Jetzt ist alles anders. Und das ist gut so. Die Richter haben ein Urteil zur Vorratsdatenspeicherung gefällt, das unerwartet klar, unbequem – und vor allem klug ist. Mit deutlichen Worten hat das Gericht die bestehende Regelung für ungültig erklärt, ohne dabei die Tür zuzuschlagen und das Instrument in die Mottenkiste der Ermittlungsbehörden zu packen. Im Gegenteil, die Richter haben die Ziele gewürdigt, sie haben dem Instrument zugute gehalten, dass keine Kommunikationsinhalte gespeichert werden, aber sie haben die Gebrauchsanweisung verworfen.

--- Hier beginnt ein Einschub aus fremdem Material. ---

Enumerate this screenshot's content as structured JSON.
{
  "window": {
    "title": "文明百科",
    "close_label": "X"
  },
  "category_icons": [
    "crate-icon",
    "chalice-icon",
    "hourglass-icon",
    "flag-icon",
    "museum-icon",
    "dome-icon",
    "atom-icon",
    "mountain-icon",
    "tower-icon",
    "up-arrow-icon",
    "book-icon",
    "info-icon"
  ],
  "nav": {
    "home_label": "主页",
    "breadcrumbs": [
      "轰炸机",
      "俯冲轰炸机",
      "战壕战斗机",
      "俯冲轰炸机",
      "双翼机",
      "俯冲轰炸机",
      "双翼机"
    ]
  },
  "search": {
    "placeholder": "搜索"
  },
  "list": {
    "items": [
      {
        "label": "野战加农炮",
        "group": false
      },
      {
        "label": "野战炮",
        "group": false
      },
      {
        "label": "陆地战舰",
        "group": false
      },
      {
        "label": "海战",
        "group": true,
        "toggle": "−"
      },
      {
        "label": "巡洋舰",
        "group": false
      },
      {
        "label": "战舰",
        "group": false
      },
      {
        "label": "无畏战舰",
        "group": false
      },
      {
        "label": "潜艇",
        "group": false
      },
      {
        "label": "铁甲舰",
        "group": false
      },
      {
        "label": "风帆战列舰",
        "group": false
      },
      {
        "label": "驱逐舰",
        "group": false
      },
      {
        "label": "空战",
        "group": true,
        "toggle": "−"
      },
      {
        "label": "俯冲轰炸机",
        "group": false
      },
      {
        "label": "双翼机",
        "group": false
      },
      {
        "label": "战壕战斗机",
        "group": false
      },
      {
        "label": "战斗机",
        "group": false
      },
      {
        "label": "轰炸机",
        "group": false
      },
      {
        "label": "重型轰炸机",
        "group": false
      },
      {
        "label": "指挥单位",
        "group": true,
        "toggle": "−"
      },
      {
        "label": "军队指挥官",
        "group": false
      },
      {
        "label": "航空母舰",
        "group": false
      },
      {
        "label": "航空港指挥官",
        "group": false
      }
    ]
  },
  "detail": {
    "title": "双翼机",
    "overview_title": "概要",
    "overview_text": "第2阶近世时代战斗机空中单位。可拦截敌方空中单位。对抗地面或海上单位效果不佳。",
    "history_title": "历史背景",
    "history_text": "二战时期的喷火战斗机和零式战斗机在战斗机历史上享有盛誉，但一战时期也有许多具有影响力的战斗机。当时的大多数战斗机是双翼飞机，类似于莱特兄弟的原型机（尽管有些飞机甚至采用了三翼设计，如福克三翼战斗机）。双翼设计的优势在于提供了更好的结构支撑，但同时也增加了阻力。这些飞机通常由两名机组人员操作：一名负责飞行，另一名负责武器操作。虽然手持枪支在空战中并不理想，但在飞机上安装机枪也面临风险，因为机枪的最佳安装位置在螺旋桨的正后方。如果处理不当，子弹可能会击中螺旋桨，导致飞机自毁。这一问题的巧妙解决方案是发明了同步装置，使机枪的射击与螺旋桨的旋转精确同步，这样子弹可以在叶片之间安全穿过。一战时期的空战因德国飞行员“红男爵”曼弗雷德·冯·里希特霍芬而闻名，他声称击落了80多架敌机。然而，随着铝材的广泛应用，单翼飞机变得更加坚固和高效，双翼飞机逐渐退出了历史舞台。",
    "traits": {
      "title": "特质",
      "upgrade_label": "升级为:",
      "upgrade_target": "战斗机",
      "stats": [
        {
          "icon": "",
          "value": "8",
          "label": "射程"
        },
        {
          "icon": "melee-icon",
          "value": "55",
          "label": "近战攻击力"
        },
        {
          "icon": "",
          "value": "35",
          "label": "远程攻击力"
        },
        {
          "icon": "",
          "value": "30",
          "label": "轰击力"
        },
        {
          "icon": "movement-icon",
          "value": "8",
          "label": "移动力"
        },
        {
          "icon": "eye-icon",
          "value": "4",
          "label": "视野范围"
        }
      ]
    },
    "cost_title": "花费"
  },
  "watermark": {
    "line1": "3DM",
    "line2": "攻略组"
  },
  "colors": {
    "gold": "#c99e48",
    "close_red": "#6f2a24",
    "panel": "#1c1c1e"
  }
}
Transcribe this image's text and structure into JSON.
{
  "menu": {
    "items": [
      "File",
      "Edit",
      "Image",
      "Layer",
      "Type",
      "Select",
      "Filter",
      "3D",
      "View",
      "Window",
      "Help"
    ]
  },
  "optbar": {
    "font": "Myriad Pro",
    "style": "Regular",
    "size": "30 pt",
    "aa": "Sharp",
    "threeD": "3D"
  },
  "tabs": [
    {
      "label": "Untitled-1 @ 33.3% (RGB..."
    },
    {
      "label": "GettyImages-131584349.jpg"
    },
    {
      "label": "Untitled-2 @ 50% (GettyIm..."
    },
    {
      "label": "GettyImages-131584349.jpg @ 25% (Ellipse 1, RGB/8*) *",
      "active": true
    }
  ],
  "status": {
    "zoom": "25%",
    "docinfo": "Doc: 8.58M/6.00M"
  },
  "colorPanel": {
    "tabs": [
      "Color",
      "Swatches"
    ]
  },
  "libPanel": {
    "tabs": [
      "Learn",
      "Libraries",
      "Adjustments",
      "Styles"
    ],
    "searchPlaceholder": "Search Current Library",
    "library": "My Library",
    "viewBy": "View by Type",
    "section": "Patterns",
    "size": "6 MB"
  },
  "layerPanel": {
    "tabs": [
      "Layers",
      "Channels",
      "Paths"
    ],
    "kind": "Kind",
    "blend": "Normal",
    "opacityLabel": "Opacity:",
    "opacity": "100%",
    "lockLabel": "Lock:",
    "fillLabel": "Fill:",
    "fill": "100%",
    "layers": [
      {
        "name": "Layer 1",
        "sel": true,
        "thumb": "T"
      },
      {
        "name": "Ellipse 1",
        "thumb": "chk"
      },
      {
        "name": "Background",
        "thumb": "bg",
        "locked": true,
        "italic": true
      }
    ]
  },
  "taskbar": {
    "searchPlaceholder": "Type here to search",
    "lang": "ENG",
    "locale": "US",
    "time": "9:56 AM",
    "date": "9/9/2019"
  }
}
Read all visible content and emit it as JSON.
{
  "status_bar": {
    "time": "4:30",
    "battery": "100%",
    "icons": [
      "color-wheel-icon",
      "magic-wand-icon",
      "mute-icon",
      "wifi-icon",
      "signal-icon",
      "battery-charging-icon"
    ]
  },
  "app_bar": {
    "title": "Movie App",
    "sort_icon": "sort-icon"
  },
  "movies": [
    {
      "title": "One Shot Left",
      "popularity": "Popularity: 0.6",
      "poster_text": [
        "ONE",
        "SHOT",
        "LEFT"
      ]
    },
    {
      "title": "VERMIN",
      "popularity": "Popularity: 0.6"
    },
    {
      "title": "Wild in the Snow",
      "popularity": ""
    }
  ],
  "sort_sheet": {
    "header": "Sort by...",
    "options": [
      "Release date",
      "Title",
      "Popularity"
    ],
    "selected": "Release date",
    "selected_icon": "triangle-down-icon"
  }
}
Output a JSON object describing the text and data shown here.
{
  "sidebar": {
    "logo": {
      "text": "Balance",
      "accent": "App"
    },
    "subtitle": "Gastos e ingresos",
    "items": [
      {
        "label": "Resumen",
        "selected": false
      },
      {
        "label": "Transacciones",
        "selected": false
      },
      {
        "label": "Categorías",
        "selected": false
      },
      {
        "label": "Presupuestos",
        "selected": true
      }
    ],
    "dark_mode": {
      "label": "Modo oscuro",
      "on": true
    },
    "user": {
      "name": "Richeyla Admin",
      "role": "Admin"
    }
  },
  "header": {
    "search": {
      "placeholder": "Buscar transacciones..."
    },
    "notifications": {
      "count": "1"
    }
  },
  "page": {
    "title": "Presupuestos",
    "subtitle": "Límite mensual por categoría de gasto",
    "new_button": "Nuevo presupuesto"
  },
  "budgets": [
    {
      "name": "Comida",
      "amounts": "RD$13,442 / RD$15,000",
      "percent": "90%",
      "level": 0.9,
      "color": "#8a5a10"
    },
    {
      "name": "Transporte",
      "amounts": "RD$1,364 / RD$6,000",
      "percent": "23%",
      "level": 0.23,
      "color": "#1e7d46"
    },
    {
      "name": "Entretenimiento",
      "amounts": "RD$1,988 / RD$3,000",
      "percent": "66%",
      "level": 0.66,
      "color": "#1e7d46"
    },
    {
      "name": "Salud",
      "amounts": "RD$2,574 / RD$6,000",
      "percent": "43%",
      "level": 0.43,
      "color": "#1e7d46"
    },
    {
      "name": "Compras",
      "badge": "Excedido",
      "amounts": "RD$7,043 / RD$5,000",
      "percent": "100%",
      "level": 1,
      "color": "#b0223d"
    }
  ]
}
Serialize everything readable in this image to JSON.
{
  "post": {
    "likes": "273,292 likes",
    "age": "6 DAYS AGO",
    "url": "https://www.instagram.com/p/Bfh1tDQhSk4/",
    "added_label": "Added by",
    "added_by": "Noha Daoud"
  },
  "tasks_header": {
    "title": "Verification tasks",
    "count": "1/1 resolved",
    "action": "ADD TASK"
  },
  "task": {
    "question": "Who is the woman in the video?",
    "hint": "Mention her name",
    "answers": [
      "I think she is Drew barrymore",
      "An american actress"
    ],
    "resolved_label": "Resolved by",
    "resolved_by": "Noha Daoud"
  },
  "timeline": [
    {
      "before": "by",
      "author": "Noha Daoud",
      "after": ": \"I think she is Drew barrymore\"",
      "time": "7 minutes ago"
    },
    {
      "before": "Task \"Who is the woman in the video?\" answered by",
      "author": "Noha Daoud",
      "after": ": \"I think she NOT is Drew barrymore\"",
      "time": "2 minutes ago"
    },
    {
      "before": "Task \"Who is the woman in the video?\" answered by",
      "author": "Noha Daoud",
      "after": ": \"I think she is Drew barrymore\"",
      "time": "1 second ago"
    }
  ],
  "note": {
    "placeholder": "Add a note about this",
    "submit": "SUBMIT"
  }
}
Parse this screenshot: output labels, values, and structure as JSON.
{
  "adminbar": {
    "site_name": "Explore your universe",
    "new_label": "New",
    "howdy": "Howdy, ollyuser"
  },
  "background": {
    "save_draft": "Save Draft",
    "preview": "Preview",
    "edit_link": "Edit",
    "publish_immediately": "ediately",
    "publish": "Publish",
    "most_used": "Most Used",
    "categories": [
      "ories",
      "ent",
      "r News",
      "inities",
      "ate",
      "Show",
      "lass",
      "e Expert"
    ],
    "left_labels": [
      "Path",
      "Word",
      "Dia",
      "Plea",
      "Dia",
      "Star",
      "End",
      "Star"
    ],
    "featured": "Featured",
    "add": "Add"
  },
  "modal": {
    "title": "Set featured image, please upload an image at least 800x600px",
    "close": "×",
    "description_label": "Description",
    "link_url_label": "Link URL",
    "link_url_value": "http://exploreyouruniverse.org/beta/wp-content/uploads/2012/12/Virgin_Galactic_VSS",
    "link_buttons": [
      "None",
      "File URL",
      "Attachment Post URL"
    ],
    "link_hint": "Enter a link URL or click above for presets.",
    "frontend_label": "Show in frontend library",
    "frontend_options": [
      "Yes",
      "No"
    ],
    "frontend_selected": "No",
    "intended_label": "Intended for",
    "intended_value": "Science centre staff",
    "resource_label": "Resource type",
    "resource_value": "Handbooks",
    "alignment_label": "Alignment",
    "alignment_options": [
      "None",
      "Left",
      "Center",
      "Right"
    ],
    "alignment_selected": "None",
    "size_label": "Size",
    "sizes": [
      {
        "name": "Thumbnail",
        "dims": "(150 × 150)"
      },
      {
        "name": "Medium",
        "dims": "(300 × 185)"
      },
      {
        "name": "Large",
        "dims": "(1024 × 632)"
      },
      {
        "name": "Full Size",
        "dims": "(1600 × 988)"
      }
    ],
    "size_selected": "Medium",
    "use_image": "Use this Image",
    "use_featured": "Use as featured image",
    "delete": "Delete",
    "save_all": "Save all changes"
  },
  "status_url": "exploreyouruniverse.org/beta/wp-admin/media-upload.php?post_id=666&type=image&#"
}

Für die große Koalition birgt das Urteil Sprengkraft. „Wir werden die EU-Richtlinie über den Abruf und die Nutzung von Telekommunikationsverbindungsdaten umsetzen“, heißt es im Koalitionsvertrag. Jetzt aber gibt es keine EU- Richtlinie mehr. Ob es eine neue geben wird, ist offen. Die Grundlage für diesen Teil des Vertrags ist also weg. Vor allem die SPD könnte das in eine schwierige Lage bringen. Dort hat man sich nur mit Mühe auf einen Kompromiss bei der Vorratsdatenspeicherung verständigt und der könnte jetzt wieder infrage gestellt werden. Die Deutlichkeit dieses Urteil wird die Kritiker beflügeln, den großen Kampf noch einmal aufzunehmen.

Die NSA-Affäre hat eine neue Sensibilität geschaffen

Und dabei stoßen sie auf eine andere gesellschaftliche Stimmung als noch in der Post-9/11-Ära. Damals war die Angst vor einem Terrorangriff groß und ihr wurde viel untergeordnet, auch einige Bürger- und Freiheitsrechte. Der große Anschlag blieb bislang aus – auch dank amerikanischer Hilfe und den technischen und juristischen Möglichkeiten der USA. Auch wenn die NSA-Methoden und die Vorratsdatenspeicherung unmittelbar nichts miteinander zu tun haben, gibt es doch eine Art emotionalen Konnex, der eine neue Sensibilität geschaffen hat. Es geht um die Macht über unsere Daten. Persönlich sind nicht mehr nur Gesprächsinhalte. Auch Metadaten zeichnen ein klares Profil und sind somit höchst subjektiv. Sie sagen vielleicht mehr über uns aus als das gesprochene Wort. Genau deshalb sind diese Daten sensibel, schützenswert, verletzlich, aber auch wichtig bei der Aufklärung schwerer Straftaten.

Die Politik ist nun gefordert, umsichtig und in Ruhe auf dieses bahnbrechende Urteil zu reagieren. Ein nationaler Alleingang wäre keine gute Antwort, eine europäische Lösung schon. Aber eben eine Lösung. Denn bei aller Grundsatzkritik: In engen Grenzen hat dieses Instrument seine Berechtigung und kann seine Wirkung entfalten. Das Urteil bietet auch eine Chance über die Vorratsdatenspeicherung hinaus. Weil es die Verhältnismäßigkeit so betont, den hohen Wert der Grundrechte so unterstreicht, kann es verloren gegangenes Vertrauen in die Digitalisierung unserer Gesellschaft wiederherstellen. Persönlichkeitsrechte werden durch wachsende digitale Möglichkeiten nicht zu einer Nebensächlichkeit. Vielmehr müssen sie zur Grundlage für die weitere Entwicklung werden. Es sind auch die Metadaten dieses Urteils, die ihre Wucht entfalten.